If you are a model theorist: fix a formula $\varphi(x,y)$.
If you are a combinatorialist: fix an infinite graph $(V,E)$ and write $\varphi(a,b)$ for $(a,b)\in E$.
A $n$-ladder is a pair of sequences $a_1,\dots,a_n$ and $b_1,\dots,b_n$ such that
$$\varphi(a_i,b_j)\quad\Leftrightarrow\quad i\le j$$
A binary tree of height $n$ is a pair of sets $\{a_r : r\in 2^{<n}\}$ and $\{b_s:s\in2^n\}$ such that for all $r\subset s$
$$\varphi(a_r,b_s)\quad\Leftrightarrow\quad r^\frown 1 \subseteq s$$
It is easy to prove that
- If there is a $2^n$-ladder then there is a binary tree of height $n$.
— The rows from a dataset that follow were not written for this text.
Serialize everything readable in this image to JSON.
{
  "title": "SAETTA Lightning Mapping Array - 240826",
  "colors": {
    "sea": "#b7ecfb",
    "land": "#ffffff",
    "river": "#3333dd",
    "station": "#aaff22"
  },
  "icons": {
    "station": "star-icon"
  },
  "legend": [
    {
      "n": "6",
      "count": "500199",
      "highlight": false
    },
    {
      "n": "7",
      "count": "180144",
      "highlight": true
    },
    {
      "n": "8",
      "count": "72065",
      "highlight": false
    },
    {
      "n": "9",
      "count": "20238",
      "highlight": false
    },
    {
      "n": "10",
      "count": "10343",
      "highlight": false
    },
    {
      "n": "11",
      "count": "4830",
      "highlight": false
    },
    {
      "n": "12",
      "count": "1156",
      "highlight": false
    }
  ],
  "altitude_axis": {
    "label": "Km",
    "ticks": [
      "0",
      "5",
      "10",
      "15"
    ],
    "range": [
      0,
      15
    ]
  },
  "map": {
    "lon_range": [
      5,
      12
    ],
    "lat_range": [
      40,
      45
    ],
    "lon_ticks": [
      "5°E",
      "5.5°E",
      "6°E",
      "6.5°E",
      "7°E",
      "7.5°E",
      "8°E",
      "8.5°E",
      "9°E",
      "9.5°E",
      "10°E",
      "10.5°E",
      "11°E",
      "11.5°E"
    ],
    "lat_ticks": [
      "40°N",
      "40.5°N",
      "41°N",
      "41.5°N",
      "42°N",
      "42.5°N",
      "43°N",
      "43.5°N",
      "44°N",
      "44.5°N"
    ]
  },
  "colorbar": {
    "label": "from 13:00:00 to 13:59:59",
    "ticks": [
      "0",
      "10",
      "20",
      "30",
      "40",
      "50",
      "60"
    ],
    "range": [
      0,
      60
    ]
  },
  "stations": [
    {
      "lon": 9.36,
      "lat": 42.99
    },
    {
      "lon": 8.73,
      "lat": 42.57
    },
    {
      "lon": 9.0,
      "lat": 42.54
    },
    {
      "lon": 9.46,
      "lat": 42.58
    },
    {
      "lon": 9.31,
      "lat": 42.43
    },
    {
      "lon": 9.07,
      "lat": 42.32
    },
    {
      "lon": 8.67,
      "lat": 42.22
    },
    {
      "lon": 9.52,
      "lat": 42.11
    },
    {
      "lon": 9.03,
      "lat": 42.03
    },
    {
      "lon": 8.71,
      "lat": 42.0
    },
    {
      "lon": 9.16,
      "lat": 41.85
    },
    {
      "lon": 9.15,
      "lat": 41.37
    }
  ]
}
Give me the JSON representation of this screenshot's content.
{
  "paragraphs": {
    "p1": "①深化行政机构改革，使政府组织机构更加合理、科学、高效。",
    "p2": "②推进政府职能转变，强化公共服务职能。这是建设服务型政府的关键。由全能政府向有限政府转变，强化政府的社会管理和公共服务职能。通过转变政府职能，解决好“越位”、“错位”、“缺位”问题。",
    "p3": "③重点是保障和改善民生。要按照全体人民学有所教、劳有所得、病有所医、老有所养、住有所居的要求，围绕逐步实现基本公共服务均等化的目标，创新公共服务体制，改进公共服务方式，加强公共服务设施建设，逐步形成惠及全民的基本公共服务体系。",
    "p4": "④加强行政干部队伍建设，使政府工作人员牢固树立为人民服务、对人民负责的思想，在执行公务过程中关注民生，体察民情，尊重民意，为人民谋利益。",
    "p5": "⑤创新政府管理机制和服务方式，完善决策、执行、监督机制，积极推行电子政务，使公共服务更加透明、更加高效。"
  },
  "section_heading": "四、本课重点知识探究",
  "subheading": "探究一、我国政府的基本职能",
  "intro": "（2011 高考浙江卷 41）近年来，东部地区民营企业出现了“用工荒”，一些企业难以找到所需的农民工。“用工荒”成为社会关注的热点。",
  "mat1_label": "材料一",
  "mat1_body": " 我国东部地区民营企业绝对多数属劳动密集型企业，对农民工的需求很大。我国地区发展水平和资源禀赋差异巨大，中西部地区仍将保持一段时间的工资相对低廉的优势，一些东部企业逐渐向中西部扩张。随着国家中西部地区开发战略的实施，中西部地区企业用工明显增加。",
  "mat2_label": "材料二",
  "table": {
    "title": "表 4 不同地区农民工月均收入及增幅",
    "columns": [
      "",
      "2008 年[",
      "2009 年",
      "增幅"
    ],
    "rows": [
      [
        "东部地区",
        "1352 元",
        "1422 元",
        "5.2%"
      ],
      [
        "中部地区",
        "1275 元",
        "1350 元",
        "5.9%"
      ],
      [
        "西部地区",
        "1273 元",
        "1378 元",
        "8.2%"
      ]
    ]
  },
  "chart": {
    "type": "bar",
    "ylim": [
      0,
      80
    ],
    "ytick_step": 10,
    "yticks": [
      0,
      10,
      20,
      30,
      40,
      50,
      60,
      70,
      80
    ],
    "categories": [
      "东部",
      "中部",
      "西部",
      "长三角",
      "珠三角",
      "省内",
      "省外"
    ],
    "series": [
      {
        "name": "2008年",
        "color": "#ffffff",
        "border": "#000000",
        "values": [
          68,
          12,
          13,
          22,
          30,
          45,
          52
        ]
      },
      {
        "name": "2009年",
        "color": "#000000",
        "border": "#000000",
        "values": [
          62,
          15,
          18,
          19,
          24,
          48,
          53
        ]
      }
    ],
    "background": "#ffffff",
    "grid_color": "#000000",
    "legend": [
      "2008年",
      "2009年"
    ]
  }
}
It is fundamental fact in model theory that
- If there is a binary tree of infinite height then there is an infinitely long ladder.
I am interested in a finitary/effective version of 2 in the style of 1. It could sound more or less as follows
- If there is a binary tree of height $O(2^{n})$ then there is $n$-ladder.
I think you're looking for Lemma 6.7.9 in Model Theory by Hodges.
Here the ladder index is the maximal $n$ such that there is an $n$-ladder for $\phi$, and the branching index of $\phi$ is the maximal $n$ such that there is a binary tree of height $n$ for $\phi$.